Motor kullanımının yaygınlaşması; sadece kuryelerin değil amatörlerin de evden-işe/işten-eve ulaşımlarında motosikleti tercih etmesini sağlamak amacıyla bir rehber hazırladık.
Hepimizin malumu motor kullanmak araba kullanmaktan farklıdır. Başlangıç seviyesinde soranlara, daha önceden bisiklet kullanmadıysa ve trafikte araba ile tecrübesizse, şehir içinde motora binmesini tavsiye etmiyoruz!
Motora hakim olmak ve motor üstünde yapılabilecek veya yapılamayacakları anlamanın en güvenli yolu, ehliyet aldıktan sonra, trafiğin olmadığı bir arazide kros motorla pratik yapmaktır. Bu amaca yönelik kurs ve eğitimler sürücünün motor hakimiyetini arttırır, sürüş tekniğini geliştirir. Tecrübeli bir ekipten alınacak eğitim sayesinde sürücü, birçok nahoş olayı ve kazayı kendi tecrübe etmesine gerek kalmadan atlatabilir.

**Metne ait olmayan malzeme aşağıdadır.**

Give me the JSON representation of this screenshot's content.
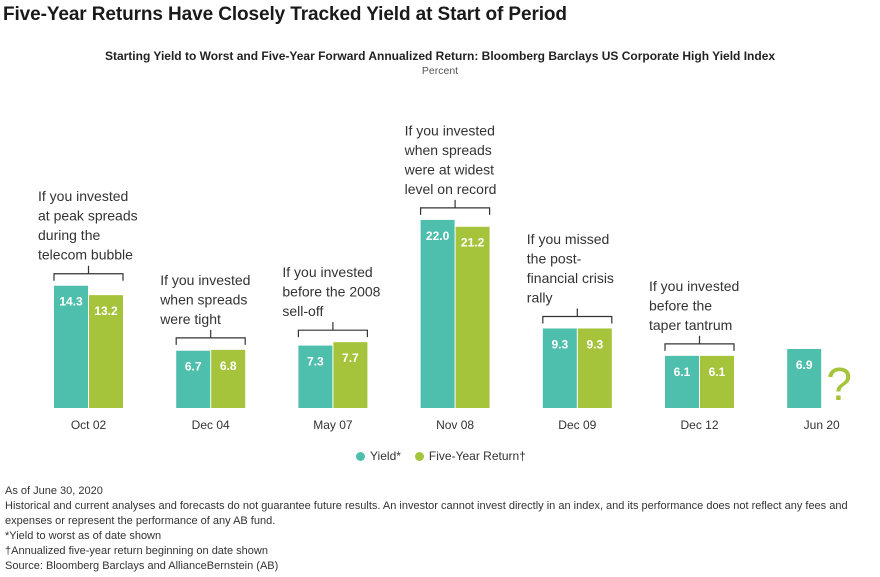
{
  "title": "Five-Year Returns Have Closely Tracked Yield at Start of Period",
  "chart_data": {
    "type": "bar",
    "subtitle": "Starting Yield to Worst and Five-Year Forward Annualized Return: Bloomberg Barclays US Corporate High Yield Index",
    "unit": "Percent",
    "categories": [
      "Oct 02",
      "Dec 04",
      "May 07",
      "Nov 08",
      "Dec 09",
      "Dec 12",
      "Jun 20"
    ],
    "series": [
      {
        "name": "Yield*",
        "color": "#4fbfad",
        "values": [
          14.3,
          6.7,
          7.3,
          22.0,
          9.3,
          6.1,
          6.9
        ]
      },
      {
        "name": "Five-Year Return†",
        "color": "#a5c43b",
        "values": [
          13.2,
          6.8,
          7.7,
          21.2,
          9.3,
          6.1,
          null
        ]
      }
    ],
    "missing_marker": "?",
    "annotations": [
      "If you invested\nat peak spreads\nduring the\ntelecom bubble",
      "If you invested\nwhen spreads\nwere tight",
      "If you invested\nbefore the 2008\nsell-off",
      "If you invested\nwhen spreads\nwere at widest\nlevel on record",
      "If you missed\nthe post-\nfinancial crisis\nrally",
      "If you invested\nbefore the\ntaper tantrum",
      ""
    ],
    "ylim": [
      0,
      23
    ]
  },
  "legend": {
    "yield": "Yield*",
    "return": "Five-Year Return†"
  },
  "notes": {
    "as_of": "As of June 30, 2020",
    "disclaimer": "Historical and current analyses and forecasts do not guarantee future results. An investor cannot invest directly in an index, and its performance does not reflect any fees and expenses or represent the performance of any AB fund.",
    "yield_note": "*Yield to worst as of date shown",
    "return_note": "†Annualized five-year return beginning on date shown",
    "source": "Source: Bloomberg Barclays and AllianceBernstein (AB)"
  }
}
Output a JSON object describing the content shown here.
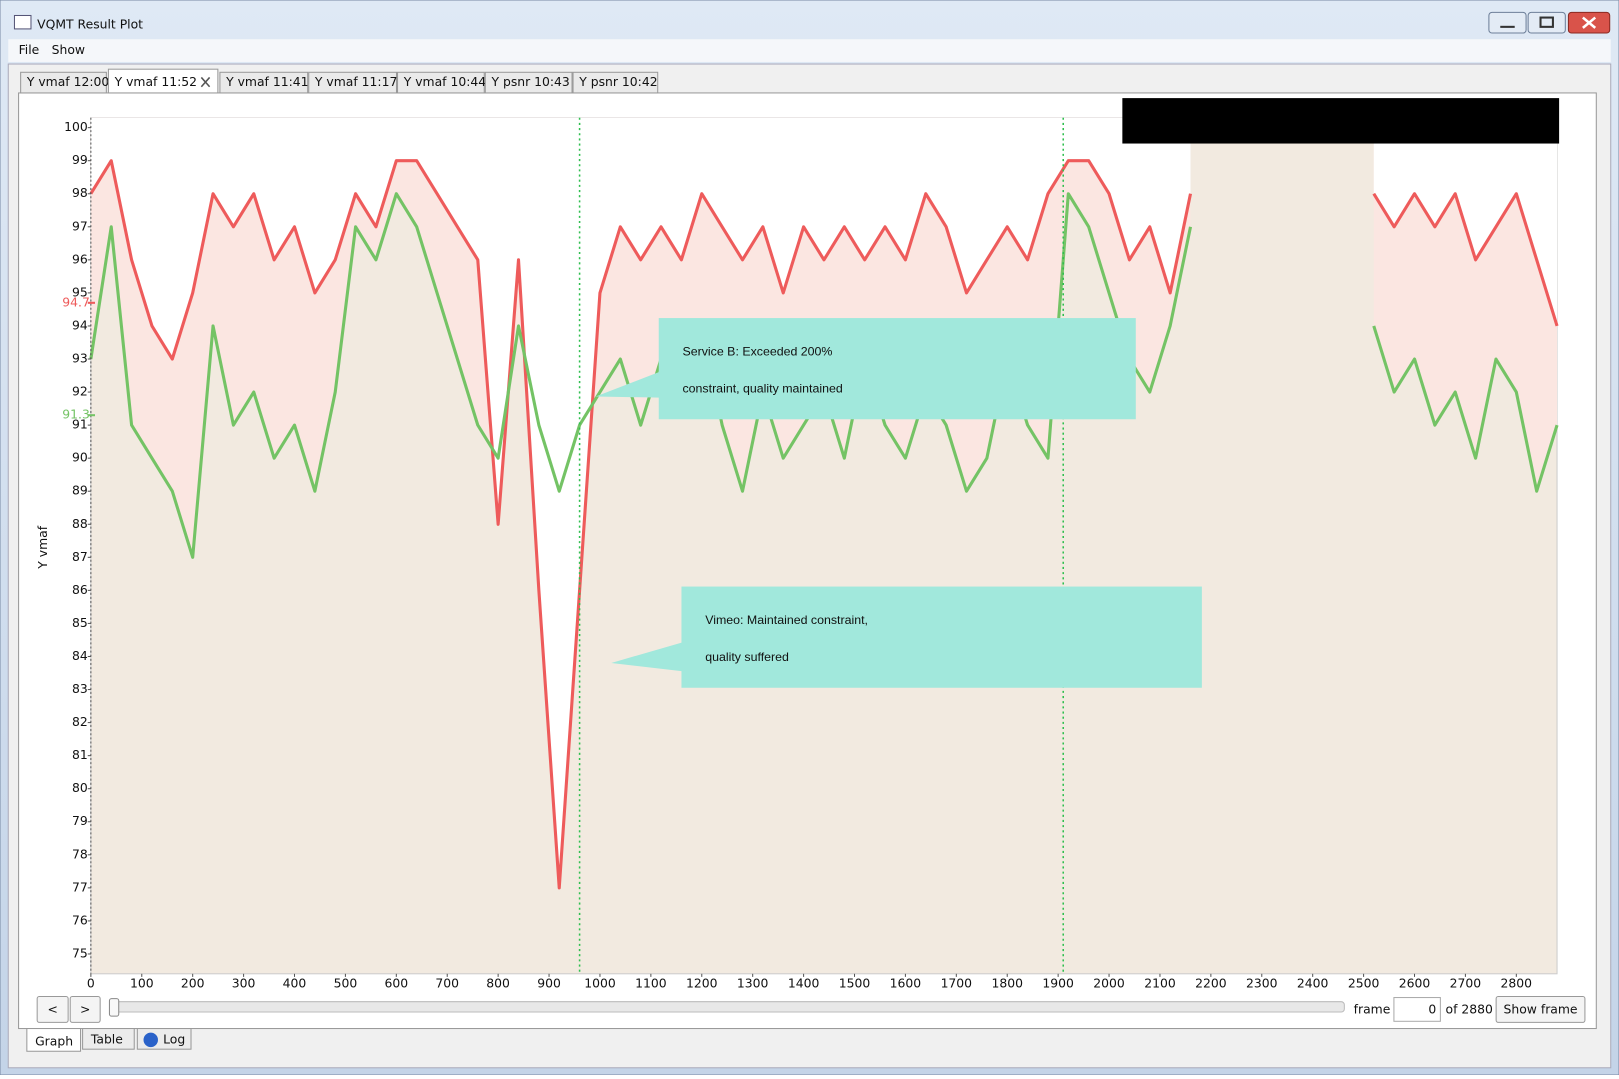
{
  "window": {
    "title": "VQMT Result Plot"
  },
  "menu": [
    "File",
    "Show"
  ],
  "tabs": [
    "Y vmaf 12:00",
    "Y vmaf 11:52",
    "Y vmaf 11:41",
    "Y vmaf 11:17",
    "Y vmaf 10:44",
    "Y psnr 10:43",
    "Y psnr 10:42"
  ],
  "active_tab": 1,
  "chart_data": {
    "type": "line",
    "ylabel": "Y vmaf",
    "x": [
      0,
      40,
      80,
      120,
      160,
      200,
      240,
      280,
      320,
      360,
      400,
      440,
      480,
      520,
      560,
      600,
      640,
      680,
      720,
      760,
      800,
      840,
      880,
      920,
      960,
      1000,
      1040,
      1080,
      1120,
      1160,
      1200,
      1240,
      1280,
      1320,
      1360,
      1400,
      1440,
      1480,
      1520,
      1560,
      1600,
      1640,
      1680,
      1720,
      1760,
      1800,
      1840,
      1880,
      1920,
      1960,
      2000,
      2040,
      2080,
      2120,
      2160,
      2200,
      2240,
      2280,
      2320,
      2360,
      2400,
      2440,
      2480,
      2520,
      2560,
      2600,
      2640,
      2680,
      2720,
      2760,
      2800,
      2840,
      2880
    ],
    "series": [
      {
        "color": "#ee5b5b",
        "mean": 94.7,
        "values": [
          98,
          99,
          96,
          94,
          93,
          95,
          98,
          97,
          98,
          96,
          97,
          95,
          96,
          98,
          97,
          99,
          99,
          98,
          97,
          96,
          88,
          96,
          86,
          77,
          86,
          95,
          97,
          96,
          97,
          96,
          98,
          97,
          96,
          97,
          95,
          97,
          96,
          97,
          96,
          97,
          96,
          98,
          97,
          95,
          96,
          97,
          96,
          98,
          99,
          99,
          98,
          96,
          97,
          95,
          98,
          null,
          null,
          null,
          null,
          null,
          null,
          null,
          null,
          98,
          97,
          98,
          97,
          98,
          96,
          97,
          98,
          96,
          94
        ]
      },
      {
        "color": "#74c365",
        "mean": 91.3,
        "values": [
          93,
          97,
          91,
          90,
          89,
          87,
          94,
          91,
          92,
          90,
          91,
          89,
          92,
          97,
          96,
          98,
          97,
          95,
          93,
          91,
          90,
          94,
          91,
          89,
          91,
          92,
          93,
          91,
          93,
          92,
          94,
          91,
          89,
          92,
          90,
          91,
          92,
          90,
          93,
          91,
          90,
          92,
          91,
          89,
          90,
          93,
          91,
          90,
          98,
          97,
          95,
          93,
          92,
          94,
          97,
          null,
          null,
          null,
          null,
          null,
          null,
          null,
          null,
          94,
          92,
          93,
          91,
          92,
          90,
          93,
          92,
          89,
          91
        ]
      }
    ],
    "markers_x": [
      960,
      1910
    ],
    "xlim": [
      0,
      2880
    ],
    "ylim": [
      74.4,
      100.3
    ],
    "xticks": [
      0,
      100,
      200,
      300,
      400,
      500,
      600,
      700,
      800,
      900,
      1000,
      1100,
      1200,
      1300,
      1400,
      1500,
      1600,
      1700,
      1800,
      1900,
      2000,
      2100,
      2200,
      2300,
      2400,
      2500,
      2600,
      2700,
      2800
    ],
    "yticks": [
      75,
      76,
      77,
      78,
      79,
      80,
      81,
      82,
      83,
      84,
      85,
      86,
      87,
      88,
      89,
      90,
      91,
      92,
      93,
      94,
      95,
      96,
      97,
      98,
      99,
      100
    ],
    "annotations": [
      {
        "lines": [
          "Service B: Exceeded 200%",
          "constraint, quality maintained"
        ]
      },
      {
        "lines": [
          "Vimeo: Maintained constraint,",
          "quality suffered"
        ]
      }
    ]
  },
  "controls": {
    "prev": "<",
    "next": ">",
    "frame_label": "frame",
    "frame": 0,
    "total_label": "of 2880",
    "show_button": "Show frame"
  },
  "bottom_tabs": [
    "Graph",
    "Table",
    "Log"
  ]
}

Ancak trafikte motor kullanmanın “yazılmamış” kuralları tamamen farklıdır.
MOTOR SÜRÜCÜSÜ
Motosiklet sürücüsü bir trafik analistidir.

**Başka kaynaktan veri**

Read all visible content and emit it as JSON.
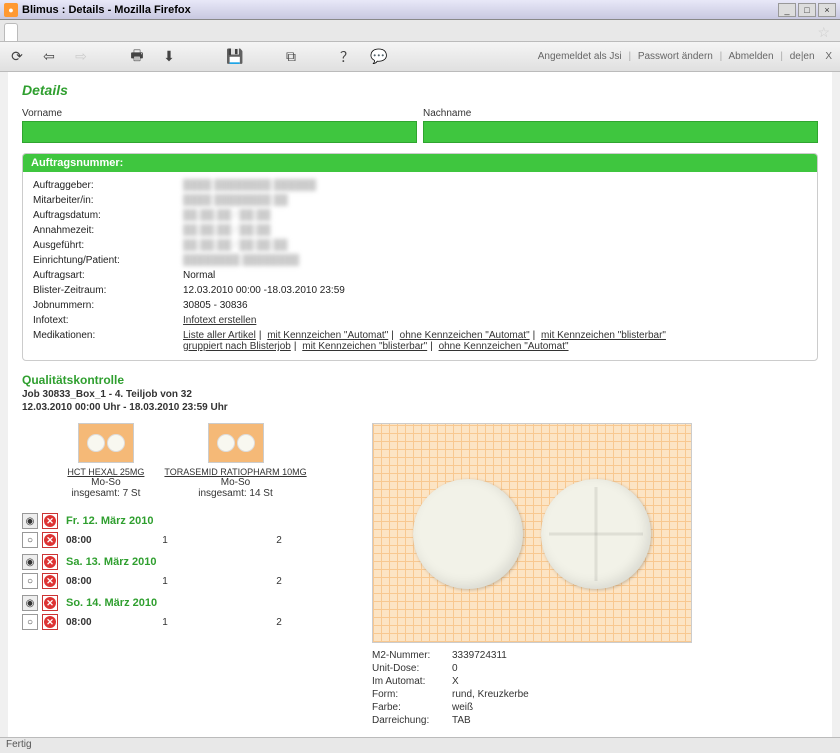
{
  "browser": {
    "title": "Blimus : Details - Mozilla Firefox",
    "tab_label": " ",
    "status": "Fertig"
  },
  "toolbar_right": {
    "logged_in": "Angemeldet als Jsi",
    "change_pw": "Passwort ändern",
    "logout": "Abmelden",
    "lang": "de|en",
    "close": "X"
  },
  "page": {
    "title": "Details",
    "vorname_label": "Vorname",
    "nachname_label": "Nachname"
  },
  "panel": {
    "header": "Auftragsnummer:",
    "rows": {
      "auftraggeber": "Auftraggeber:",
      "mitarbeiter": "Mitarbeiter/in:",
      "auftragsdatum": "Auftragsdatum:",
      "annahmezeit": "Annahmezeit:",
      "ausgefuehrt": "Ausgeführt:",
      "einrichtung": "Einrichtung/Patient:",
      "auftragsart": "Auftragsart:",
      "auftragsart_val": "Normal",
      "blister": "Blister-Zeitraum:",
      "blister_val": "12.03.2010 00:00 -18.03.2010 23:59",
      "jobnummern": "Jobnummern:",
      "jobnummern_val": "30805 - 30836",
      "infotext": "Infotext:",
      "infotext_link": "Infotext erstellen",
      "medikationen": "Medikationen:"
    },
    "med_links": {
      "l1": "Liste aller Artikel",
      "l2": "mit Kennzeichen \"Automat\"",
      "l3": "ohne Kennzeichen \"Automat\"",
      "l4": "mit Kennzeichen \"blisterbar\"",
      "l5": "gruppiert nach Blisterjob",
      "l6": "mit Kennzeichen \"blisterbar\"",
      "l7": "ohne Kennzeichen \"Automat\""
    }
  },
  "qc": {
    "title": "Qualitätskontrolle",
    "sub1": "Job 30833_Box_1 - 4. Teiljob von 32",
    "sub2": "12.03.2010 00:00 Uhr - 18.03.2010 23:59 Uhr",
    "meds": [
      {
        "name": "HCT HEXAL 25MG",
        "days": "Mo-So",
        "total": "insgesamt: 7 St"
      },
      {
        "name": "TORASEMID RATIOPHARM 10MG",
        "days": "Mo-So",
        "total": "insgesamt: 14 St"
      }
    ],
    "days": [
      {
        "title": "Fr. 12. März 2010",
        "time": "08:00",
        "c1": "1",
        "c2": "2"
      },
      {
        "title": "Sa. 13. März 2010",
        "time": "08:00",
        "c1": "1",
        "c2": "2"
      },
      {
        "title": "So. 14. März 2010",
        "time": "08:00",
        "c1": "1",
        "c2": "2"
      }
    ],
    "detail": {
      "m2_k": "M2-Nummer:",
      "m2_v": "3339724311",
      "ud_k": "Unit-Dose:",
      "ud_v": "0",
      "ia_k": "Im Automat:",
      "ia_v": "X",
      "form_k": "Form:",
      "form_v": "rund, Kreuzkerbe",
      "farbe_k": "Farbe:",
      "farbe_v": "weiß",
      "darr_k": "Darreichung:",
      "darr_v": "TAB"
    }
  }
}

Motora biner binmez hepimiz etrafımızı, yol durumunu, hava şartlarını ve trafikteki diğer araçlar ile onların sürücülerini analiz etmeye başlarız.
Bu analiz, en başta kendi motorumuzun sesini dinlemekle başlar.

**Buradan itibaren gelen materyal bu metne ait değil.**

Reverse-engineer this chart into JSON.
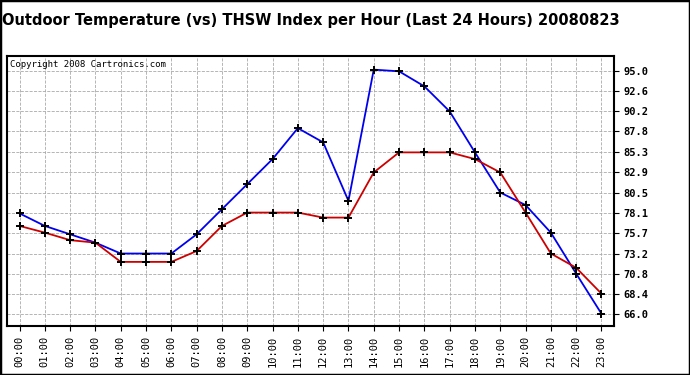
{
  "title": "Outdoor Temperature (vs) THSW Index per Hour (Last 24 Hours) 20080823",
  "copyright_text": "Copyright 2008 Cartronics.com",
  "hours": [
    "00:00",
    "01:00",
    "02:00",
    "03:00",
    "04:00",
    "05:00",
    "06:00",
    "07:00",
    "08:00",
    "09:00",
    "10:00",
    "11:00",
    "12:00",
    "13:00",
    "14:00",
    "15:00",
    "16:00",
    "17:00",
    "18:00",
    "19:00",
    "20:00",
    "21:00",
    "22:00",
    "23:00"
  ],
  "thsw_blue": [
    78.0,
    76.5,
    75.5,
    74.5,
    73.2,
    73.2,
    73.2,
    75.5,
    78.5,
    81.5,
    84.5,
    88.2,
    86.5,
    79.5,
    95.2,
    95.0,
    93.2,
    90.2,
    85.3,
    80.5,
    79.0,
    75.7,
    70.8,
    66.0
  ],
  "temp_red": [
    76.5,
    75.7,
    74.8,
    74.5,
    72.2,
    72.2,
    72.2,
    73.5,
    76.5,
    78.1,
    78.1,
    78.1,
    77.5,
    77.5,
    82.9,
    85.3,
    85.3,
    85.3,
    84.5,
    82.9,
    78.1,
    73.2,
    71.5,
    68.4
  ],
  "ylim_min": 64.5,
  "ylim_max": 96.8,
  "yticks": [
    66.0,
    68.4,
    70.8,
    73.2,
    75.7,
    78.1,
    80.5,
    82.9,
    85.3,
    87.8,
    90.2,
    92.6,
    95.0
  ],
  "background_color": "#ffffff",
  "plot_bg_color": "#ffffff",
  "grid_color": "#aaaaaa",
  "blue_color": "#0000ee",
  "red_color": "#cc0000",
  "title_fontsize": 10.5,
  "copyright_fontsize": 6.5,
  "tick_fontsize": 7.5
}
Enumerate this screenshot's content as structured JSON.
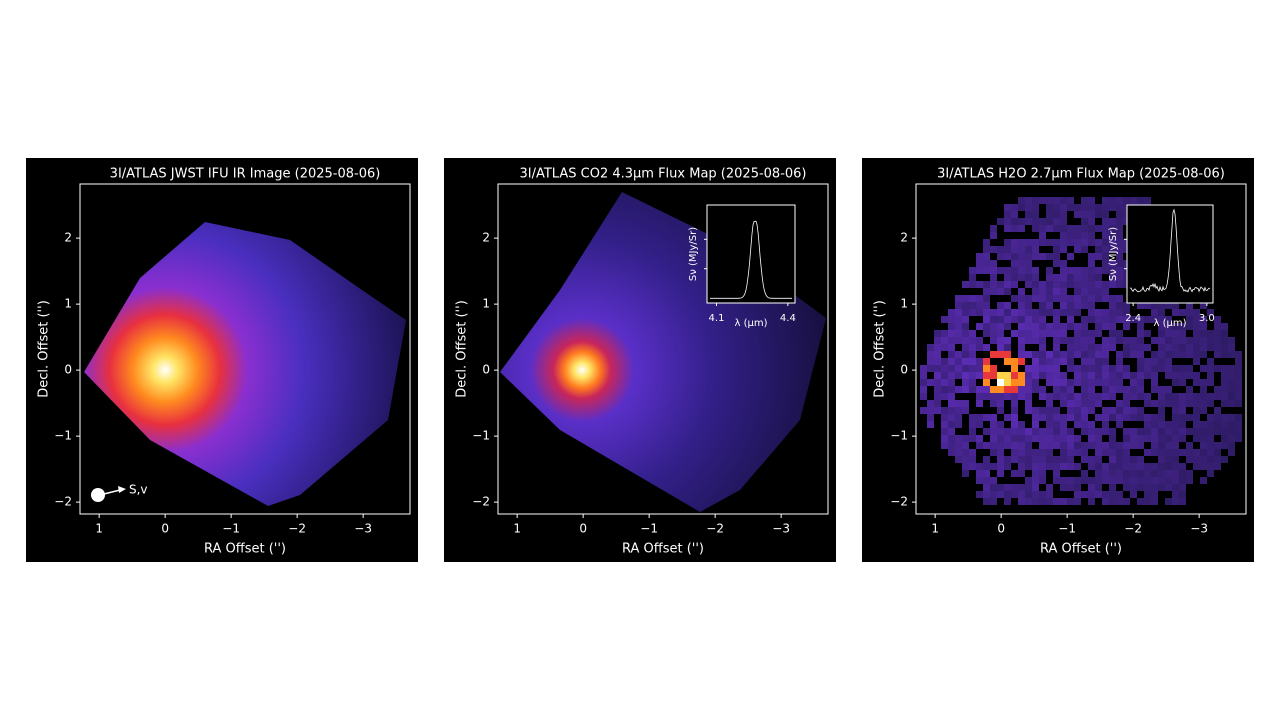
{
  "chart_data": [
    {
      "type": "image",
      "title": "3I/ATLAS JWST IFU IR Image (2025-08-06)",
      "x_label": "RA Offset ('')",
      "y_label": "Decl. Offset ('')",
      "xlim": [
        1.29,
        -3.71
      ],
      "ylim": [
        -2.18,
        2.82
      ],
      "xticks": [
        1,
        0,
        {
          "value": -1,
          "label": "−1"
        },
        {
          "value": -2,
          "label": "−2"
        },
        {
          "value": -3,
          "label": "−3"
        }
      ],
      "yticks": [
        {
          "value": -2,
          "label": "−2"
        },
        {
          "value": -1,
          "label": "−1"
        },
        0,
        1,
        2
      ],
      "annotation": "S,v"
    },
    {
      "type": "image",
      "title": "3I/ATLAS CO2 4.3μm Flux Map (2025-08-06)",
      "x_label": "RA Offset ('')",
      "y_label": "Decl. Offset ('')",
      "xlim": [
        1.29,
        -3.71
      ],
      "ylim": [
        -2.18,
        2.82
      ],
      "xticks": [
        1,
        0,
        {
          "value": -1,
          "label": "−1"
        },
        {
          "value": -2,
          "label": "−2"
        },
        {
          "value": -3,
          "label": "−3"
        }
      ],
      "yticks": [
        {
          "value": -2,
          "label": "−2"
        },
        {
          "value": -1,
          "label": "−1"
        },
        0,
        1,
        2
      ],
      "inset": {
        "type": "line",
        "x_label": "λ (μm)",
        "y_label": "Sν (MJy/Sr)",
        "xlim": [
          4.06,
          4.43
        ],
        "xticks": [
          4.1,
          4.4
        ]
      }
    },
    {
      "type": "image",
      "title": "3I/ATLAS H2O 2.7μm Flux Map (2025-08-06)",
      "x_label": "RA Offset ('')",
      "y_label": "Decl. Offset ('')",
      "xlim": [
        1.29,
        -3.71
      ],
      "ylim": [
        -2.18,
        2.82
      ],
      "xticks": [
        1,
        0,
        {
          "value": -1,
          "label": "−1"
        },
        {
          "value": -2,
          "label": "−2"
        },
        {
          "value": -3,
          "label": "−3"
        }
      ],
      "yticks": [
        {
          "value": -2,
          "label": "−2"
        },
        {
          "value": -1,
          "label": "−1"
        },
        0,
        1,
        2
      ],
      "inset": {
        "type": "line",
        "x_label": "λ (μm)",
        "y_label": "Sν (MJy/Sr)",
        "xlim": [
          2.35,
          3.05
        ],
        "xticks": [
          2.4,
          {
            "value": 3,
            "label": "3.0"
          }
        ]
      }
    }
  ]
}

Daha sonra çevreyi yani asfaltın ıslaklığını, yoldaki çukurları, yağış durumunu, trafiğin akışını, diğer araçları ve sürücülerini gözlemleriz. Ancak en önemli ve belki de en zor olanı, motor sürücüsünün kendisini değerlendirmesidir.
KENDİ MOTORUMUZ
Bu yazıda şehir içi trafiği ile ilgili motosikletleri ve teknikleri konuşacağız. Şehir trafiğinde bizim en çok tavsiye ettiğimiz araç scooter’dır. Yaklaşık 100 ile 250 cc arasında değişen büyüklükte motor hacimleri, şehir içi trafiği için idealdir. Bundan daha büyük motor kullanımı, sıkışık şehir trafiği için anlamlı değildir.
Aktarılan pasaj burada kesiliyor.